Küçük çadırlarına koca dünyalarını ve koca yüreklerini sığdırıp gelen tarım işçileri kaderlerinin değişeceği günü hayal edecek ve hayatın tam özüne tohumlarını ekip gidecekler. Bir çoğumuz geldiklerini duymadığımız gibi gittiklerini de duymayacağız. Sorunlarını, arzularını dinlemeye vaktimiz olmayacak muhtemelen. Belki göç esnasında tıka basa bindikleri bir minibüsün kazasıyla haber olup birkaç TV programında yer bulacaklar ama ilk dizi filmle unutulacak hepsi. Bizler toprakla beraber gönülleri de işleyen mevsimlik işçileri unutmamak için her platformda onların sesi olmaya çalışmalıyız. Sadece Çukurova değil Türkiye’nin ve dünyanın her bir yanında evlerinden uzakta çalışmak zorunda kalan tüm işçilerin sesi olmalıyız. Bu sorumlulukla ülkemizde mevsimlik işçiler ve genel olarak tarım işçileri ile ilgili yüzlerce film, yüzlerce kitap yazıldı. Hepsi ayrı ayrı kıymetlilerdi.

Sayelerinde mevsimlik işçilerin sorunlarına yabancı değiliz; hatta gayet iyi biliyoruz, belki birçok çözümümüz bile var. Fakat çözümler hayata geçirilmeden önce yapılması gereken mevsimlik işçilerin varlığının hissedilmesi ve duygudaşlık bağının kurulması. Diğer türlü başı belli sonu belli bu hikâyenin kaybedeni hepimiz olacağız. Eğer bu insanlara daha iyi şartlarda, daha sağlıklı ortamlarda, daha insancıl saatler arasında çalışma fırsatı tanınmazsa, mevsimlik işçi olarak kıdem tazminatı, sendika üyeliği ve iş sözleşmesi gibi haklarının olduğu hatırlatılmazsa her akşam çadırlarda beden yorgunluklarına hayal kırıklıkları eklenecek. Yorgun bedenler sabaha yorgun uyanacak, toprağa yorgun bakacak, Seyhan nehrinin üzerini sis kaplayacak… Çocuklar tarladaki taşları toplayacak. İnce Memed Toroslara atını sürecek, Hatçe Memedi’ni bekleyecek…

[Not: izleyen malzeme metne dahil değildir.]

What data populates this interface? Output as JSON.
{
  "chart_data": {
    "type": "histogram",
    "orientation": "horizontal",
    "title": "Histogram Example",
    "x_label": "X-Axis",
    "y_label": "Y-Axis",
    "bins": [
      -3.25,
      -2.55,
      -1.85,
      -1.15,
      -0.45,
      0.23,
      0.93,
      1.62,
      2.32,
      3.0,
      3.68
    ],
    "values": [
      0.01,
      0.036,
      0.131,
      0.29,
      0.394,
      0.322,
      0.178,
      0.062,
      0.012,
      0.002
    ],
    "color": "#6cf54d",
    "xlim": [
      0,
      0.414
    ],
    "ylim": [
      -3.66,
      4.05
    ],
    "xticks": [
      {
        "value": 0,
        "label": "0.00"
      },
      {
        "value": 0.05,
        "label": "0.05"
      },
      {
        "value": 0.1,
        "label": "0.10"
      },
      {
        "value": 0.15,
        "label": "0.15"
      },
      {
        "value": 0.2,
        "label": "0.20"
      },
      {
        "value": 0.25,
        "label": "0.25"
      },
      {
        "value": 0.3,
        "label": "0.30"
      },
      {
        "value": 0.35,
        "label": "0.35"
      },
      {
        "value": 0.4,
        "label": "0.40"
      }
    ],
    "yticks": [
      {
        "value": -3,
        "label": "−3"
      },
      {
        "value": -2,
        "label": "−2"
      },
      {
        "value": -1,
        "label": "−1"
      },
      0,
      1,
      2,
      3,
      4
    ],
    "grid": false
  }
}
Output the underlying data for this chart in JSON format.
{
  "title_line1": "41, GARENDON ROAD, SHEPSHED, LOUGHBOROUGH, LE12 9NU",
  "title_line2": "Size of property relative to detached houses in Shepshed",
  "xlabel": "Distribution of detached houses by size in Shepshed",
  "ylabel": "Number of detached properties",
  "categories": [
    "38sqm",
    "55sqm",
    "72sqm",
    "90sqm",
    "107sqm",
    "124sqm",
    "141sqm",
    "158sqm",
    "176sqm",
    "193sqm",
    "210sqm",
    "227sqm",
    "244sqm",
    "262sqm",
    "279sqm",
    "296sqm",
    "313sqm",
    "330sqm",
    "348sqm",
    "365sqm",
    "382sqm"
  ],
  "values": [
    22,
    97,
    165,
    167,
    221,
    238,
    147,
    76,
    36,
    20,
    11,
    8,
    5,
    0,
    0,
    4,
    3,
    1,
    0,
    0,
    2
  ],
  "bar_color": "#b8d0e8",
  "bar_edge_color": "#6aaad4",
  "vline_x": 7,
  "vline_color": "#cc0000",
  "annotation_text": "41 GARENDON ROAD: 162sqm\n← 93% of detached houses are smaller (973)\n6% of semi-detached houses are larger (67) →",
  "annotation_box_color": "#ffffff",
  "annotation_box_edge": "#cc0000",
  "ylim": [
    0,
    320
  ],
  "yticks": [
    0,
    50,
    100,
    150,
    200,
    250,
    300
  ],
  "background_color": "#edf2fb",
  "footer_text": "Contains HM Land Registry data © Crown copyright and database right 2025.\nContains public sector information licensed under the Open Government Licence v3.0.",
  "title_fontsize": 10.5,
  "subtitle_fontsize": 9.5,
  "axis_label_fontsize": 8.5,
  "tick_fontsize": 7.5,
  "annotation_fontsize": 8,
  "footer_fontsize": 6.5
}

Bu hikâyenin sonu değişse de değişmese de, her şeye rağmen bahar gelecek, cemre toprağa, iş başa, aşk gönüle düşecek.

YORUMLAR

  1. Kemal dedi ki:

    Yaptığın işte çok yeteneklisin. Her zaman hak ettiğini alamasan da, yeteneğin hayranlık verici. Anlatımın, ifaden çok güzel. Yüreğine, kalemine sağlık. 👏

  2. Semra dedi ki:

    Güzel anlatmışsınız ama bunlar çok eskilerde kaldı. Artık masal oldu

  3. Rıdvan Çicek dedi ki:

    Çukurova’nın mevsimlik işçilerinin ahvalini yazılmış şairane bir dille okumak çok güzeldi kaleminize sağlık 🙏

    Bu hikâyenin sonu değişse de değişmese de, her şeye rağmen bahar gelecek, cemre toprağa, iş başa, aşk gönüle düşecek.